Saturday, August 23, 2008
To absolutely nobody's amazement Ofcom have decided that no such duty applies when doing "news" that supports the government line. Here is the relevant part of their reply with my comments:
"The requirement for due impartiality in news is important but this does not automatically mean that equal representation of views will be required in every report. There is scope under the Code to take a number of factors into consideration, including the nature of the story; the level of broad consensus; the degree to which it relates directly to the UK; and the appropriate judgement of a journalist on the ground "Broad consensus" is clearly code for whatever the government wants without the intrusion of facts, "degree to which it relates to the UK" clearly translates as "you can lie as much as you want about foreigners but be a bit more careful about local stories where the people know enough to see what porkies you are telling".
In the cases you highlighted, Channel 4 News' coverage of the meeting between Robert Mugabe and Morgan Tsvangirai mediated by Thabo Mbeki included clips from both the Zanu-PF and MDV leaders. There were also interviews with Brilliant Mlanga, Zinmbabwean Political Analyst, and Knox Chitiyo, from the Royal United Services Institute. These contributors spoke about the political implications of the meeting and the possibility of co-operation between Zanu-PF and MDC rather than the violence in the country. The item did show civilian injuries and a case of rape purported to be carried out by Zanu-PF supporters, however a correspondent is able to make valid observations if supported by evidence. My point had been that all 3 of those interviewed had been on the same side which clearly provided Mugabe's supporters no "timely & appropriate opportunity to respond" or even an untimely one - the "judgement" on this does not even attempt to answer the complaint & clearly cannot.
Turning to the clip of Paddy Ashdown used in the Classic FM headline news, given that Radovan Karadzic had been recently captured and was considered one of the world's most wanted men, Ofcom believes it was justifiable to interview the former EU High Representative for Bosnia & Hercegovina. Since Karadzic's capture there has been news coverage of the support he has received in Bosnia. However it is not a breach to interview one contributor who felt Karadzic's arrest was "good news" for the Balkans. Of course I never suggested Ashdown should not have been interviewed. My complaint was that "No attempt at balance" by interviewing anybody from the other side" had been made, either in that or in any other item - clearly that is neither disputed nor disputable nor is it possible to say that this is consistent with the duty to allow a "timely & appropriate" reponse>. In effect Ofcom have, merely repeated the events & then officially said that they will take no notice whatsoever of their own rules - that such rules are merely window dressing.
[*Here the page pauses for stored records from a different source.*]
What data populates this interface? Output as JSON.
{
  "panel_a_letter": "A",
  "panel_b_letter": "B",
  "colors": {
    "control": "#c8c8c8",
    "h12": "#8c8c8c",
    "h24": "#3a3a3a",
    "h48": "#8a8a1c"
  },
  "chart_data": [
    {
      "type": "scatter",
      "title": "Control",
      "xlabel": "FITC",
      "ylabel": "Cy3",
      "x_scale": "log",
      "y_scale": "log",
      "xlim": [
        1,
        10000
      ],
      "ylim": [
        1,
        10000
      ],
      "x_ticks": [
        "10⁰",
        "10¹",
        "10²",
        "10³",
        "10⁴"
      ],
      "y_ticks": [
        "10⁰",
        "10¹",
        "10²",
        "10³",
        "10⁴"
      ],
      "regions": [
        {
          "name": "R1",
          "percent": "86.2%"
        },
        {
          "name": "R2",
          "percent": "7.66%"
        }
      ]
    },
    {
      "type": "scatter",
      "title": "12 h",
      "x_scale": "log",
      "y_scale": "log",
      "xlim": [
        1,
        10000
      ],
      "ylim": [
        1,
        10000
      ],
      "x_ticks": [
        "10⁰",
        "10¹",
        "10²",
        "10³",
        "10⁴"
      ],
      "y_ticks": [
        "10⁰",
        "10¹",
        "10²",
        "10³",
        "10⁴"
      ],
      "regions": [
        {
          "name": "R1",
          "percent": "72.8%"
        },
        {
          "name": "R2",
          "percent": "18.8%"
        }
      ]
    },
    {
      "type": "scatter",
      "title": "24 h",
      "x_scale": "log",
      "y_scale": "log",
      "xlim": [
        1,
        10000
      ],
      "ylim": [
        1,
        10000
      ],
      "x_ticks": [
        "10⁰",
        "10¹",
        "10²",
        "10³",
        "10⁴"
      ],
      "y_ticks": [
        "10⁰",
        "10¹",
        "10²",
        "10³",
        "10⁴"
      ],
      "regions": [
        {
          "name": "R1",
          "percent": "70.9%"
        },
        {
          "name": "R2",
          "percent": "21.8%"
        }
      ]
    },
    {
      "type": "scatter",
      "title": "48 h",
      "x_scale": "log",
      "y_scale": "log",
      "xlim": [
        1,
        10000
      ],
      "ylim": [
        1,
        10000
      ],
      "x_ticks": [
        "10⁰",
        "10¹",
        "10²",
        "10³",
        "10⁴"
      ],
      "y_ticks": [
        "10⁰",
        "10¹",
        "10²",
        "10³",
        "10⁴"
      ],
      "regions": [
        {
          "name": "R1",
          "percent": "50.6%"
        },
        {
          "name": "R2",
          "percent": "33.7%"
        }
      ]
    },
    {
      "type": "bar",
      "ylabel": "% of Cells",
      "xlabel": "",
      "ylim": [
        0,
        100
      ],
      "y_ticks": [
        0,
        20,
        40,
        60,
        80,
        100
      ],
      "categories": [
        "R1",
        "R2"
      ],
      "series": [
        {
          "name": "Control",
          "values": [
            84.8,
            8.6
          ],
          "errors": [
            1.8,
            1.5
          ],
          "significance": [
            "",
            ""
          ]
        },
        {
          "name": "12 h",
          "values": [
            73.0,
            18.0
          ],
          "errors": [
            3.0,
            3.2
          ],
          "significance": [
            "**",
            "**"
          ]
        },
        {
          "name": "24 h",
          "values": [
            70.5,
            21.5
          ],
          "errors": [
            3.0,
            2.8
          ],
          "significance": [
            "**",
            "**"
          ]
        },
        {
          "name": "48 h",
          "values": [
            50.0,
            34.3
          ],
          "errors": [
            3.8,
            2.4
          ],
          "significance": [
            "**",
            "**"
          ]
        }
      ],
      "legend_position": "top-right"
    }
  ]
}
Consequently this is an admission that they are a fascist (& in this instance racist) body that exists purely to enforce government ("consensus") propaganda irrespective of facts. It is, of course, in this particular case, even technically impossible to deny that both sides exist because, by definition, the possibility of someone being innocent before they are brought to "trial" has to be an option (even if in a non-technical sense nobody thinks the court sufficiently honest for release to be a possibility).
On the ITV News report we are aware of the libel case which ITN brought against LM Magazine after it made claims ITN had faked news footage at the Trnopolje camp. However ITN won this libel case against the accusations made & we are satisfied there is no case to argue about the rebroadcast of footage in Penny Marshall's being inaccurate as the jury found that ITN had not misrepresented the truth of what occurred at Tronopolje. This is a deliberate lie. The jury did not & indeed could not find that that the film did not misrepresent the truth, because the judge had already instructed them that ITN's journalists had "contradicted themselves" under oath & that LM's allegations as to facts were "essentially true" but that "this doesn't matter" unless LM could prove that the fabrication was not accidental. Ofcom, being "aware" of this, know perfectly well that the question of whether ITN faked it accidentally or deliberately is immaterial to the fact that it was faked & that they have thus deliberately approved of showing a film they & ITN undeniably now know to be a fake.
Presumably in future before believing anything on ITN News we will have to have evidence that Ofcom have already judged against it.
On the other hand still better than the BBC who don't even acknowledge complaints. Presumably they know from the outset that trying to claim to be in some way honest would just show up how much they aren't.